Dent Says NO to Redundant CFATS Background Check
Rep. Charlie Dent (R-PA), a member of the House Appropriations Subcommittee on Homeland Security, working with the Subcommittee’s Chairman, Rep. John Carter (R-TX), and with the approval of the House authorizing committees, succeeded in adding a funding restriction to the House version of the FY 2015 Homeland Security draft appropriations bill that would preclude DHS from forcing CFATS facilities to use any one vetting program, including the department’s proposed Personnel Surety Program (PSP), as long as the facility used a Federal screening program that vets against the terrorist screening database (TSDB). Congress established CFATS as a risk-based program under which the department could not dictate the measures a facility would use to meet any of the prescribed standards. Many individuals who need access to CFATS facilities are already vetted against the TSDB by background check programs that are equivalent or better than the PSP, including ATF’s background check of explosive processers and responsible persons. The PSP is the one standard that does not conform to the letter and spirit of the law. The PSP proposal is pending at the Office of Management and Budget (OMB) and is one step from being finalized. The addition of the language should send a message to OMB at this critical time that the proposed PSP policy is not acceptable. Similar language was included in HR 4007, legislation to authorize CFATS. Congress will likely act on the appropriations bill first.
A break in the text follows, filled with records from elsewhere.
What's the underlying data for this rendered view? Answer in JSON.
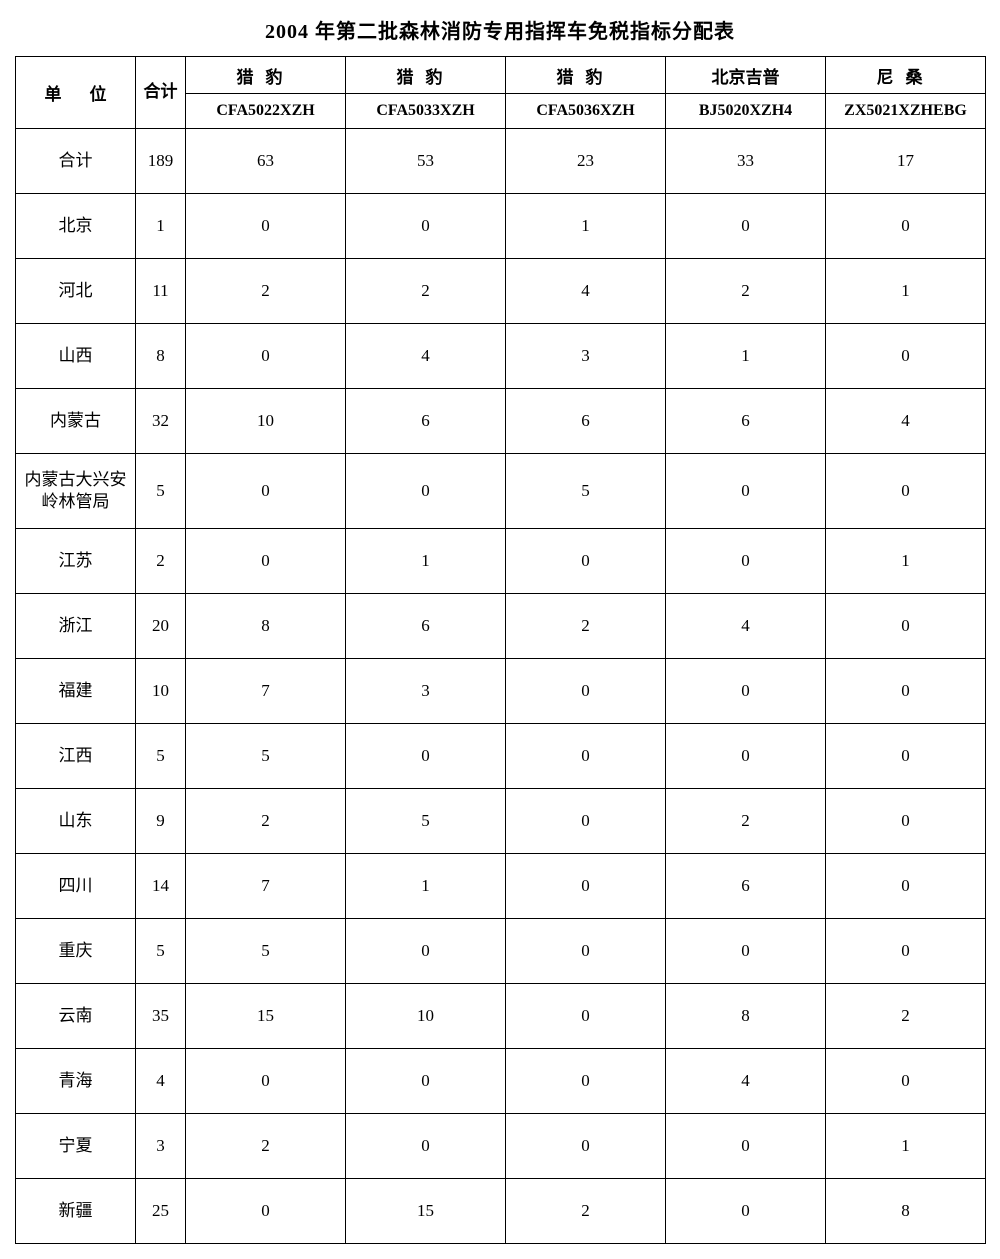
{
  "title": "2004 年第二批森林消防专用指挥车免税指标分配表",
  "headers": {
    "unit": "单位",
    "total": "合计",
    "vehicles": [
      {
        "brand": "猎豹",
        "model": "CFA5022XZH",
        "spaced": true
      },
      {
        "brand": "猎豹",
        "model": "CFA5033XZH",
        "spaced": true
      },
      {
        "brand": "猎豹",
        "model": "CFA5036XZH",
        "spaced": true
      },
      {
        "brand": "北京吉普",
        "model": "BJ5020XZH4",
        "spaced": false
      },
      {
        "brand": "尼桑",
        "model": "ZX5021XZHEBG",
        "spaced": true
      }
    ]
  },
  "rows": [
    {
      "unit": "合计",
      "total": 189,
      "v": [
        63,
        53,
        23,
        33,
        17
      ],
      "tall": false
    },
    {
      "unit": "北京",
      "total": 1,
      "v": [
        0,
        0,
        1,
        0,
        0
      ],
      "tall": false
    },
    {
      "unit": "河北",
      "total": 11,
      "v": [
        2,
        2,
        4,
        2,
        1
      ],
      "tall": false
    },
    {
      "unit": "山西",
      "total": 8,
      "v": [
        0,
        4,
        3,
        1,
        0
      ],
      "tall": false
    },
    {
      "unit": "内蒙古",
      "total": 32,
      "v": [
        10,
        6,
        6,
        6,
        4
      ],
      "tall": false
    },
    {
      "unit": "内蒙古大兴安岭林管局",
      "total": 5,
      "v": [
        0,
        0,
        5,
        0,
        0
      ],
      "tall": true
    },
    {
      "unit": "江苏",
      "total": 2,
      "v": [
        0,
        1,
        0,
        0,
        1
      ],
      "tall": false
    },
    {
      "unit": "浙江",
      "total": 20,
      "v": [
        8,
        6,
        2,
        4,
        0
      ],
      "tall": false
    },
    {
      "unit": "福建",
      "total": 10,
      "v": [
        7,
        3,
        0,
        0,
        0
      ],
      "tall": false
    },
    {
      "unit": "江西",
      "total": 5,
      "v": [
        5,
        0,
        0,
        0,
        0
      ],
      "tall": false
    },
    {
      "unit": "山东",
      "total": 9,
      "v": [
        2,
        5,
        0,
        2,
        0
      ],
      "tall": false
    },
    {
      "unit": "四川",
      "total": 14,
      "v": [
        7,
        1,
        0,
        6,
        0
      ],
      "tall": false
    },
    {
      "unit": "重庆",
      "total": 5,
      "v": [
        5,
        0,
        0,
        0,
        0
      ],
      "tall": false
    },
    {
      "unit": "云南",
      "total": 35,
      "v": [
        15,
        10,
        0,
        8,
        2
      ],
      "tall": false
    },
    {
      "unit": "青海",
      "total": 4,
      "v": [
        0,
        0,
        0,
        4,
        0
      ],
      "tall": false
    },
    {
      "unit": "宁夏",
      "total": 3,
      "v": [
        2,
        0,
        0,
        0,
        1
      ],
      "tall": false
    },
    {
      "unit": "新疆",
      "total": 25,
      "v": [
        0,
        15,
        2,
        0,
        8
      ],
      "tall": false
    }
  ]
}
SEC. 556. (a) None of the funds made available in this Act may be used to require a facility to employ or not employ a particular security measure for personnel surety if the facility has adopted personnel measures designed to—
(1) verify and validate an individual’s identification;
(2) check an individual’s criminal history;
(3) verify and validate an individual’s legal authorization to work; and
(4) identify individuals with terrorist ties.
(b) A facility may satisfy the criterion under subsection (a)(4) by utilizing any Federal screening program that periodically vets individuals against the terrorist screening database, or any successor to such database, including the Personnel Surety Program of the Department of Homeland Security.